Revolving bourse

Does the UK want to maintain the current level of publicly listed companies or not? It really isn’t obvious when you consider the way that policy appears to face in two directions at once.

On the one hand the recent listing rules review sought to tilt the playing field in favour of the management of listing companies by, for example, supporting the use of dual class share structures. This reduction in shareholder protections was taken forward on the grounds that founders should be able to shield their creations from the short-termism of investors and potential takeovers.

It’s an interesting approach to amend listings rules to weaken protection for shareholders following the implosion of NMC Health and Finablr, events which have been airbrushed from the discussion about market standards.

Meanwhile, on the other hand, the UK also seems intensely relaxed about UK-listed companies being taken off the market, increasing into private equity ownership. Already this year we’ve seen G4S taken private, with Morrisons and Ultra Electronics also on the way out. Other live non-PE takeovers of large UK listings include Meggitt and Avast.

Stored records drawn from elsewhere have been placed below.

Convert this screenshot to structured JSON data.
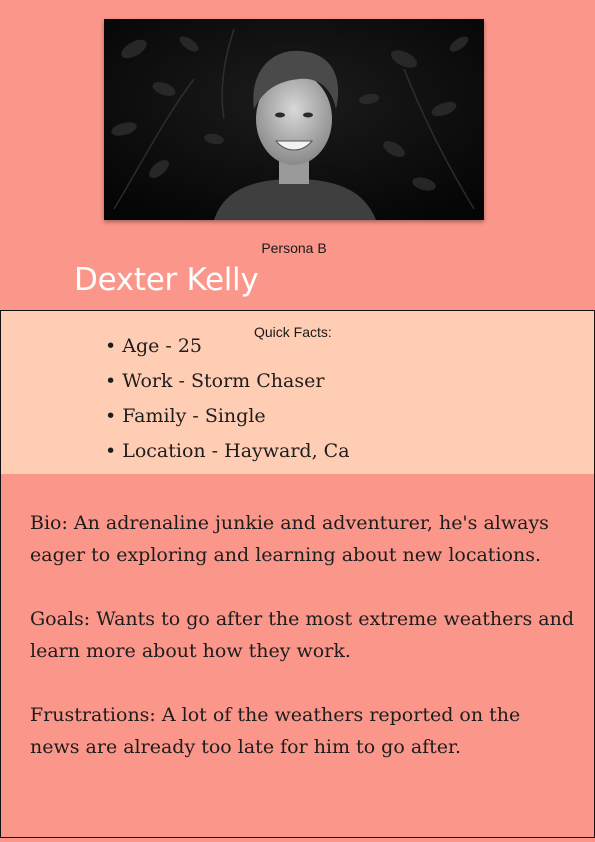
{
  "photo": {
    "alt": "",
    "icon": "portrait-photo"
  },
  "persona": {
    "label": "Persona B",
    "name": "Dexter Kelly"
  },
  "quick_facts": {
    "title": "Quick Facts:",
    "items": [
      "Age - 25",
      "Work - Storm Chaser",
      "Family -  Single",
      "Location - Hayward, Ca"
    ]
  },
  "details": {
    "bio": "Bio: An adrenaline junkie and adventurer, he's always eager to exploring and learning about new locations.",
    "goals": "Goals: Wants to go after the most extreme weathers and learn more about how they work.",
    "frustrations": "Frustrations: A lot of the weathers reported on the news are already too late for him to go after."
  },
  "colors": {
    "background": "#fb968a",
    "facts_background": "#ffcdb3",
    "name_text": "#ffffff",
    "border": "#111111"
  }
}
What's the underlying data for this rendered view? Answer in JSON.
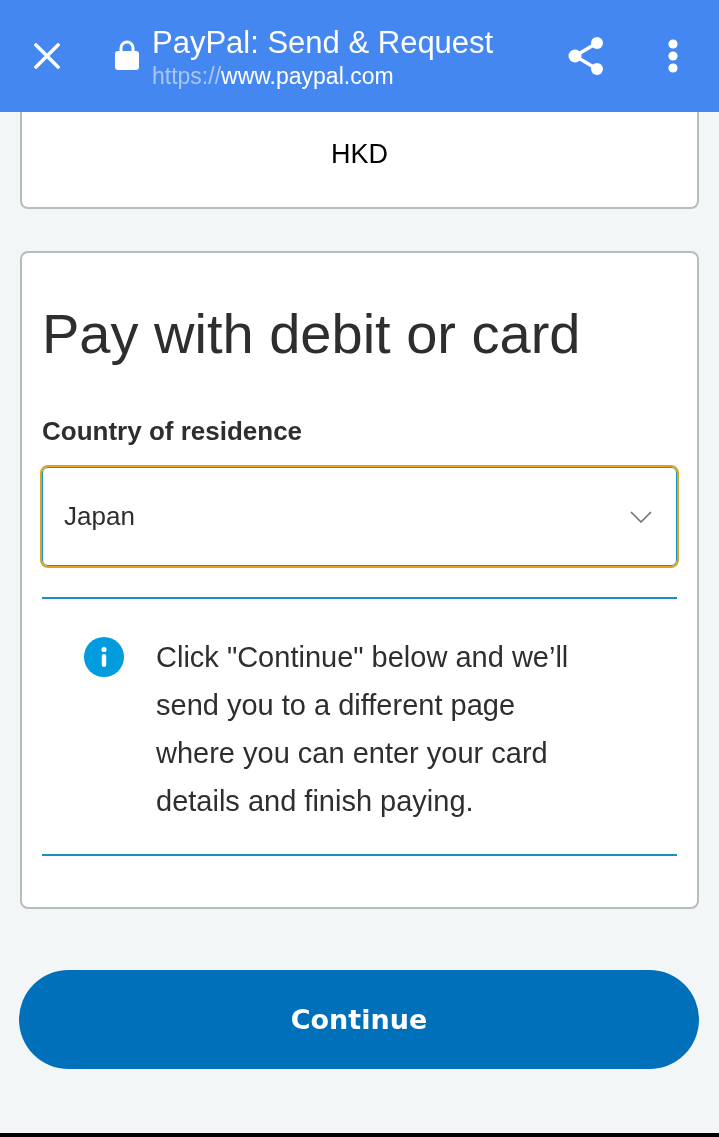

In general ministers seek to portray takeovers of UK listings as evidence that the country is ‘open for business’ and that such events show the attractiveness of UK assets. But it also suggests that the UK has a greater interest in companies listing and delisting here, rather than being listed here.

Transactions, be they IPOs or takeovers, involve very hefty fees levied by people working and paying taxes in the UK. Meanwhile some of the companies that list here don’t have a lot more than a letterbox (hello NMC Health again). And the tech companies that the reintroduction of dual class structures is notionally intended to attract are often small employers.

There are plenty of people in the City quite happy to try to steer policy within government, and regulators, in a such as way that it’s transactions that end up being prioritised, rather than ongoing listings. To what extent policymakers recognise this is another question.